8

We have both code popping up in our codebase

pandas.DataFrame.columns.values.tolist()
pandas.DataFrame.columns.tolist()

Are these always identical? I'm not sure why the values variant pops up in the places it does, seems like the direct columns.tolist() is all that's needed to get the column names.

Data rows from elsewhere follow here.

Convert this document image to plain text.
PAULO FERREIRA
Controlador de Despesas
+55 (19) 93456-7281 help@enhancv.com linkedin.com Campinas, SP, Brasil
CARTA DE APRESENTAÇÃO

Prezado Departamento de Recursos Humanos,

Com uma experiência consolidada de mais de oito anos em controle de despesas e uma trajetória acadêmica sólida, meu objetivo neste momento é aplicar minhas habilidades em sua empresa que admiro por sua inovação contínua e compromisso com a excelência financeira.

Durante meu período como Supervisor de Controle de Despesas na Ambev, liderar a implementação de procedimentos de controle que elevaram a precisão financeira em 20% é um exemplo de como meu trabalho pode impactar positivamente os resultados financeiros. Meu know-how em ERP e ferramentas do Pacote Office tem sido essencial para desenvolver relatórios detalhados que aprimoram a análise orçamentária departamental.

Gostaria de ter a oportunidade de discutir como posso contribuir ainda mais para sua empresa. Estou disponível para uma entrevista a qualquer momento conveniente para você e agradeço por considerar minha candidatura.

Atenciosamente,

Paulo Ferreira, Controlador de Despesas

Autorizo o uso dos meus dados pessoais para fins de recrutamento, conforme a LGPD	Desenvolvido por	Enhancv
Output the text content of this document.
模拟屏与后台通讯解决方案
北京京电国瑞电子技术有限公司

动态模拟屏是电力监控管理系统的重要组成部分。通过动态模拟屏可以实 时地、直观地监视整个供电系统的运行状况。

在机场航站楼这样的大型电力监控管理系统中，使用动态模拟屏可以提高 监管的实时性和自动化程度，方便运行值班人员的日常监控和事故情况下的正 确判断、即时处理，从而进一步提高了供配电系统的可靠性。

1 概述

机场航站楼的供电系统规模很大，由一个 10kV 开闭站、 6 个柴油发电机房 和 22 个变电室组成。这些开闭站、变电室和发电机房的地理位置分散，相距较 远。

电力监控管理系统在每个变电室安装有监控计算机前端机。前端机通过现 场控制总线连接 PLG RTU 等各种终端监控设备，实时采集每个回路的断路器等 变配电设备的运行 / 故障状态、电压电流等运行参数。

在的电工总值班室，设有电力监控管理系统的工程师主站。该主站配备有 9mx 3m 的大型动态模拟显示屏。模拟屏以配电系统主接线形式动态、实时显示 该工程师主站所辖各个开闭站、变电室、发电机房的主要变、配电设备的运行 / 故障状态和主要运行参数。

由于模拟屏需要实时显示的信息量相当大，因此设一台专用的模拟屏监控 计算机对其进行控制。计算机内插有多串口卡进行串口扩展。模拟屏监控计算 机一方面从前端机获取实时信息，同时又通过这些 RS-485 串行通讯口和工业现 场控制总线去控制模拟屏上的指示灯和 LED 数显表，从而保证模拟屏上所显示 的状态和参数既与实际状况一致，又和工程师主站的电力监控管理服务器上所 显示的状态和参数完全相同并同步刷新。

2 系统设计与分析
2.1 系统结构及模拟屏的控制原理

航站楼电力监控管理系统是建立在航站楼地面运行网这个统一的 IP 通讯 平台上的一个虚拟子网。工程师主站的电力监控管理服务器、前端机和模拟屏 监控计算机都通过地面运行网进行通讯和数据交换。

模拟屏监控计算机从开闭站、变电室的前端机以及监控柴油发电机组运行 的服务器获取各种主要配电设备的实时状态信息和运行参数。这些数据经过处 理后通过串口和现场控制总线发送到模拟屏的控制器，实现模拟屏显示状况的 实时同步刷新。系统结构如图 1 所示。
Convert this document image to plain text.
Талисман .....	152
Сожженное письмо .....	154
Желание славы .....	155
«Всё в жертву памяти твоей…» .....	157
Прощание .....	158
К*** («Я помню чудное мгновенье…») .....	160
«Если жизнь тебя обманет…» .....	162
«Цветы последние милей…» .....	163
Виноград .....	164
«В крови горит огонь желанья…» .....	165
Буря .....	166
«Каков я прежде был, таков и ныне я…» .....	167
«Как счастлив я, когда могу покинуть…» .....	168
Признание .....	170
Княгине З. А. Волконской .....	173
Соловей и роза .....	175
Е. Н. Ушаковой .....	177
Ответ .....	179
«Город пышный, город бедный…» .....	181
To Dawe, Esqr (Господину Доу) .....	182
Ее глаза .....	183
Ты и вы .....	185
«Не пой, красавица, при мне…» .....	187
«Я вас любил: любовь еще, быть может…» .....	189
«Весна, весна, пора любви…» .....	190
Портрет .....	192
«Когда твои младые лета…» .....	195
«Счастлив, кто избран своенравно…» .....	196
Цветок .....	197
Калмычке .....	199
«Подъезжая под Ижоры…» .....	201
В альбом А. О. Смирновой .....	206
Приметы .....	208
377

I'm looking to clean up the code a bit if this is the case.

Introspecting a bit seems to suggest values is just some implementation detail being a numpy.ndarray

>>> import pandas
>>> d = pandas.DataFrame( { 'a' : [1,2,3], 'b' : [0,1,3]} )
>>> d
   a  b
0  1  0
1  2  1
2  3  3
>>> type(d.columns)
<class 'pandas.core.indexes.base.Index'>
>>> type(d.columns.values)
<class 'numpy.ndarray'>
>>> type(d.columns.tolist())
<class 'list'>
>>> type(d.columns.values.tolist())
<class 'list'>
>>> d.columns.values
array(['a', 'b'], dtype=object)
>>> d.columns.values.tolist()
['a', 'b']
>>> d.columns
Index(['a', 'b'], dtype='object')
>>> d.columns.tolist()
['a', 'b']
jxramos
  • 7,356
  • 6
  • 57
  • 105

2 Answers2

10

Output is same, but if really big df timings are different:

np.random.seed(23)
df = pd.DataFrame(np.random.randint(3, size=(5,10000)))
df.columns = df.columns.astype(str)
print (df)

In [90]: %timeit df.columns.values.tolist()
10000 loops, best of 3: 79.5 µs per loop

In [91]: %timeit df.columns.tolist()
10000 loops, best of 3: 173 µs per loop

Also uses different functions:

Index.values with numpy.ndarray.tolist

Index.tolist

Thanks Mitch for another solution:

In [93]: %timeit list(df.columns.values)
1000 loops, best of 3: 169 µs per loop
jezrael
  • 822,522
  • 95
  • 1,334
  • 1,252
  • Very good, I found this [answer](https://stackoverflow.com/a/29494537/1330381) to a question about how to get the column headers as a list and it looks like there was an API simplification at some point. – jxramos Jul 17 '17 at 20:01
  • 1
    `tolist` for an Index object just calls `list(self.values)` from what I can see, so the performance difference seen here is just `df.columns.values.tolist()` vs `list(df.columns.values)`. – miradulo Jul 17 '17 at 20:03
  • 3
    And I'm not advocating for that solution necessarily, I just wanted to point out that `list(df.columns.values)` is wholly equivalent to `df.columns.tolist()`. So the performance difference here is the `list` built-in function versus the NumPy array `.tolist()`, the latter of which seems faster. – miradulo Jul 17 '17 at 20:08
1
d = pandas.DataFrame( { 'a' : [1,2,3], 'b' : [0,1,3]} )

or you can simply do

list(d)# it is same with d.columns.tolist()
Out[327]: ['a', 'b']

#  Time 
% timeit list(df) # after run the time , this is the slowest on my side . 
10000 loops, best of 3: 135 µs per loop
BENY
  • 317,841
  • 20
  • 164
  • 234